Dan tentu saja nilai-nilai dasar Pancasila yang seperti di atas tidak bertentangan dan
dibenarkan di dalam ajaran Islam yang rahmatan lil alamin. Islam di Indonesia pada
umumnya berada di jalan tengah, tidak mendukung radikalisme dan tidak pula setuju dengan
liberalisme. Islam inilah yang sering di gambarkan sebagai Islam moderat. Islam yang
insyaallah menjadi harapan dan cita-cita semua bangsa Indonesia.
BAB III
PENUTUP
A. Kesimpulan
Dari uraian makalah ini penulis mengambil kesimpulan sebagai berikut:
Islam lahir dan dikembangkan di Indonesia di bawa oleh para wali songo.
Perkembangan Islam di Indonesia melalui proses babakan yang sangat panjang, mulai dari
sebelum Indonesia merdeka hingga pasca kemerdekaan Indonesia.

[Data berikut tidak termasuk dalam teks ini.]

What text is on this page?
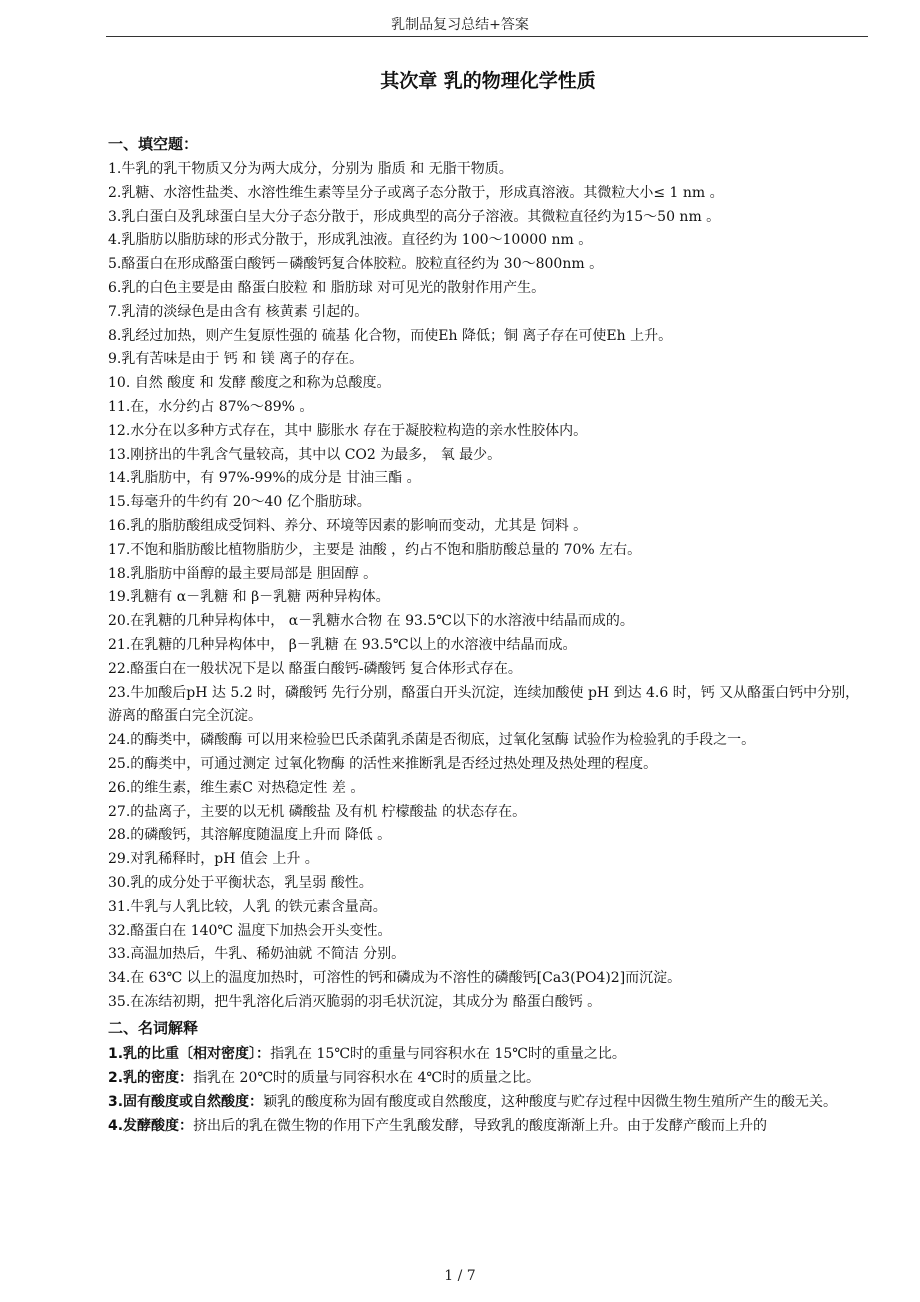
乳制品复习总结+答案
其次章 乳的物理化学性质
一、填空题：
1.牛乳的乳干物质又分为两大成分，分别为 脂质 和 无脂干物质。
2.乳糖、水溶性盐类、水溶性维生素等呈分子或离子态分散于，形成真溶液。其微粒大小≤ 1 nm 。
3.乳白蛋白及乳球蛋白呈大分子态分散于，形成典型的高分子溶液。其微粒直径约为15～50 nm 。
4.乳脂肪以脂肪球的形式分散于，形成乳浊液。直径约为 100～10000 nm 。
5.酪蛋白在形成酪蛋白酸钙－磷酸钙复合体胶粒。胶粒直径约为 30～800nm 。
6.乳的白色主要是由 酪蛋白胶粒 和 脂肪球 对可见光的散射作用产生。
7.乳清的淡绿色是由含有 核黄素 引起的。
8.乳经过加热，则产生复原性强的 硫基 化合物，而使Eh 降低；铜 离子存在可使Eh 上升。
9.乳有苦味是由于 钙 和 镁 离子的存在。
10. 自然 酸度 和 发酵 酸度之和称为总酸度。
11.在，水分约占 87%～89% 。
12.水分在以多种方式存在，其中 膨胀水 存在于凝胶粒构造的亲水性胶体内。
13.刚挤出的牛乳含气量较高，其中以 CO2 为最多， 氧 最少。
14.乳脂肪中，有 97%-99%的成分是 甘油三酯 。
15.每毫升的牛约有 20～40 亿个脂肪球。
16.乳的脂肪酸组成受饲料、养分、环境等因素的影响而变动，尤其是 饲料 。
17.不饱和脂肪酸比植物脂肪少，主要是 油酸 ，约占不饱和脂肪酸总量的 70% 左右。
18.乳脂肪中甾醇的最主要局部是 胆固醇 。
19.乳糖有 α－乳糖 和 β－乳糖 两种异构体。
20.在乳糖的几种异构体中， α－乳糖水合物 在 93.5℃以下的水溶液中结晶而成的。
21.在乳糖的几种异构体中， β－乳糖 在 93.5℃以上的水溶液中结晶而成。
22.酪蛋白在一般状况下是以 酪蛋白酸钙-磷酸钙 复合体形式存在。
23.牛加酸后pH 达 5.2 时，磷酸钙 先行分别，酪蛋白开头沉淀，连续加酸使 pH 到达 4.6 时，钙 又从酪蛋白钙中分别，游离的酪蛋白完全沉淀。
24.的酶类中，磷酸酶 可以用来检验巴氏杀菌乳杀菌是否彻底，过氧化氢酶 试验作为检验乳的手段之一。
25.的酶类中，可通过测定 过氧化物酶 的活性来推断乳是否经过热处理及热处理的程度。
26.的维生素，维生素C 对热稳定性 差 。
27.的盐离子，主要的以无机 磷酸盐 及有机 柠檬酸盐 的状态存在。
28.的磷酸钙，其溶解度随温度上升而 降低 。
29.对乳稀释时，pH 值会 上升 。
30.乳的成分处于平衡状态，乳呈弱 酸性。
31.牛乳与人乳比较，人乳 的铁元素含量高。
32.酪蛋白在 140℃ 温度下加热会开头变性。
33.高温加热后，牛乳、稀奶油就 不简洁 分别。
34.在 63℃ 以上的温度加热时，可溶性的钙和磷成为不溶性的磷酸钙[Ca3(PO4)2]而沉淀。
35.在冻结初期，把牛乳溶化后消灭脆弱的羽毛状沉淀，其成分为 酪蛋白酸钙 。
二、名词解释
1.乳的比重〔相对密度〕：指乳在 15℃时的重量与同容积水在 15℃时的重量之比。
2.乳的密度：指乳在 20℃时的质量与同容积水在 4℃时的质量之比。
3.固有酸度或自然酸度：颖乳的酸度称为固有酸度或自然酸度，这种酸度与贮存过程中因微生物生殖所产生的酸无关。
4.发酵酸度：挤出后的乳在微生物的作用下产生乳酸发酵，导致乳的酸度渐渐上升。由于发酵产酸而上升的
1 / 7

Model-model pemahaman Islam di Indonesia menambah keragaman Islam di Indonesia,
seperti organisasi-organisasi Islam yaitu NU, Muhammadiyah, Persis dll.
Karakteristik Islam di Indonesia yaitu, Majemuk/plural, toleran, moderat dan singkretik.
Umat Islam berperan dalam mewujudkan masyarakat yang adil dan makmur baik dari
masa penjajahan hingga masa pembangunan.
B. Saran
Penulis menyadari bahwa makalah ini masih jauh dari sempurna, oleh karena itu penulis
sangat mengaharapkan kritik dan saran yang membangun dari para pembaca, agar penulis
dapat memperbaiki pembuatan makalah di waktu yang akan datang.
DAFTAR PUSTAKA
http://www.jazirahislam.com/158/sejarah-masuknya-islam-ke-indonesia.htm
http://omarblega.wordpress.com/2010/06/17/sejarah-masuknya-islam-di-di-indonesia/
Suroso, Asih, dkk, Modul Siswa: Pendidikan Agama Islam untuk SMA Kelas XII Semester 1,
Surakarta, PT Widya Duta Grafika
Tim Dosen PAI Universitas Jambi, 2011, Pendidikan Agama Islam: Buku Daras untuk
Mahasiswa Universitas Jambi, Jambi, Gaung Persada Press.